Cet évènement s’est déroulé au Bois Brûlé dans la forêt d’Apremont (Meuse).

On entend souvent dire que l'armée française est en retard d'une guerre. Pourtant en avril 1915, le lieutenant Delavie du 210ème RI est à l'origine du premier espionnage téléphonique de l'histoire militaire. Cet officier de l'ombre est dans le civil, professeur de sciences à l’école des métiers de Vierzon et c'est un grand passionné de l’électricité.

C'est au cours de sa nouvelle affectation dans la compagnie téléphoniste de son régiment au Bois brûlé (saillant de St-Mihiel) à proximité d'Apremont qu'il fait une découverte à l'issue d'un bombardement. Lors de la vérification des lignes, bien abritées, il écoute l'une d'elles. Il constate que parfois plusieurs conversations se mélangent sur une même ligne avec, ponctuellement, des mots en allemand. Après réflexion, il pense que « ces mélanges » sont dus à l’utilisation de la terre comme conducteur de retour, aussi bien côté français que côté allemand.

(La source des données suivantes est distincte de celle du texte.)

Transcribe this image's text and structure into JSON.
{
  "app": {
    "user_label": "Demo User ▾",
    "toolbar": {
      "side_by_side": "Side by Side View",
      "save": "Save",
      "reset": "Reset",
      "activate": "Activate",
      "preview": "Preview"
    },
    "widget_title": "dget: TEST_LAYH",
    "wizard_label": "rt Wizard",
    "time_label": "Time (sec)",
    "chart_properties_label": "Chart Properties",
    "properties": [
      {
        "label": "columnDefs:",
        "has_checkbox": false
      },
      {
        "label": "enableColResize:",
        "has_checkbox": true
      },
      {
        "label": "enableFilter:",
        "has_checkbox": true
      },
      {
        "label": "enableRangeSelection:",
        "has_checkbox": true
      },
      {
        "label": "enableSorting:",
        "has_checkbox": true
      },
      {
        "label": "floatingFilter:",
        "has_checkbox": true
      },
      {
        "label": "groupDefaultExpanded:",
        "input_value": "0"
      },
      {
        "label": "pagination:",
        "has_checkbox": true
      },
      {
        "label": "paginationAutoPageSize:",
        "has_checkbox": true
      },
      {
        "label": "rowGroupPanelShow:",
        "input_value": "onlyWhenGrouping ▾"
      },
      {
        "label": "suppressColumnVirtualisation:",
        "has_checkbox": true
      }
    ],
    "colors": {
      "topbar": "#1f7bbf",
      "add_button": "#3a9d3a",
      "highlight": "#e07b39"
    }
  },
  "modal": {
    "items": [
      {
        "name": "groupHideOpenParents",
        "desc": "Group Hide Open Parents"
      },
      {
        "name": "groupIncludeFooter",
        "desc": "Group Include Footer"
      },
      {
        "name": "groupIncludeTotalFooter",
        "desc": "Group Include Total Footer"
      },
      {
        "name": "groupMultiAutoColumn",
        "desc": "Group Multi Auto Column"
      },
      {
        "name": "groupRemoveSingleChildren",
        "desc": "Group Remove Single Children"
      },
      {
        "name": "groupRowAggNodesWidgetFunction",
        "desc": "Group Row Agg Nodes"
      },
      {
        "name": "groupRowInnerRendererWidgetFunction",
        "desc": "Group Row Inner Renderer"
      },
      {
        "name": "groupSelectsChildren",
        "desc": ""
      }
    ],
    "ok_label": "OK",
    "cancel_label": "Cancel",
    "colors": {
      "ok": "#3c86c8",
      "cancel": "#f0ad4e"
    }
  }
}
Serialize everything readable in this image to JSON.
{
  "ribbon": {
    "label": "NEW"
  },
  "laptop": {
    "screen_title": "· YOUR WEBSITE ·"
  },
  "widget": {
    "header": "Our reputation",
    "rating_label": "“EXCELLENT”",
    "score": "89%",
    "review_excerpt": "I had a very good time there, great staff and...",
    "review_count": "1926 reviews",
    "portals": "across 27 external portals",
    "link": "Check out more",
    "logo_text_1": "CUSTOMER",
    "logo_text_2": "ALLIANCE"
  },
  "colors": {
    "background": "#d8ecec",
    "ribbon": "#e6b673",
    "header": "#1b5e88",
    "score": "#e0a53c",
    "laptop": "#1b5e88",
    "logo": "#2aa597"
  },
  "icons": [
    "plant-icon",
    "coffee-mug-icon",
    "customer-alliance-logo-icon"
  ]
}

Il lui vient l'excellente idée de planter des baïonnettes et plus tard des piquets de fer au plus près de la tranchée de première ligne allemande et de les relier à un haut-parleur « bricolé » par une ligne totalement isolée du sol. Les résultats sont exceptionnels : comptes rendus d’artillerie, relèves des troupes, préparations d’attaque, identifications des unités etc. L’espionnage téléphonique vient de naître. Je cite un des premiers messages entendus et traduits : « Oui mon lieutenant, le rapport de l’attaque est le suivant, 1ère compagnie, 3 tués, la 2ème, 13 tués, la 3ème, 0, la 4ème, en a 22. Les 7 compagnies qui étaient sur le chemin ont de lourdes pertes. Ils sont arrivés avec 2 heures de retard, on ne sait pas encore combien il y a de blessés car ils étaient restés sur le chemin. C‘est un peu raide. Voilà 3 fois que les Français nous font ça. Une première fois pour les bataillons qui allaient attaquer à la Vaux-Fery[1], dès le point de rassemblement, une seconde fois pour le bataillon de Landsturm[2] qu’on a fait monter et aujourd’hui, on ne peut plus remuer une compagnie sans recevoir un ouragan de mitraille ».

Cette découverte, transmise à l'état-major du 8ème corps d’armée, est maintenue secrète. Après vérification par les autorités militaires du secteur, Delavie reçoit l'accord de pouvoir donner suite à ces écoutes. Pour améliorer la réception, il met au point le premier poste d'écoute rudimentaire qu'il perfectionne par la suite en le transformant pour écouter plusieurs lignes en alternance.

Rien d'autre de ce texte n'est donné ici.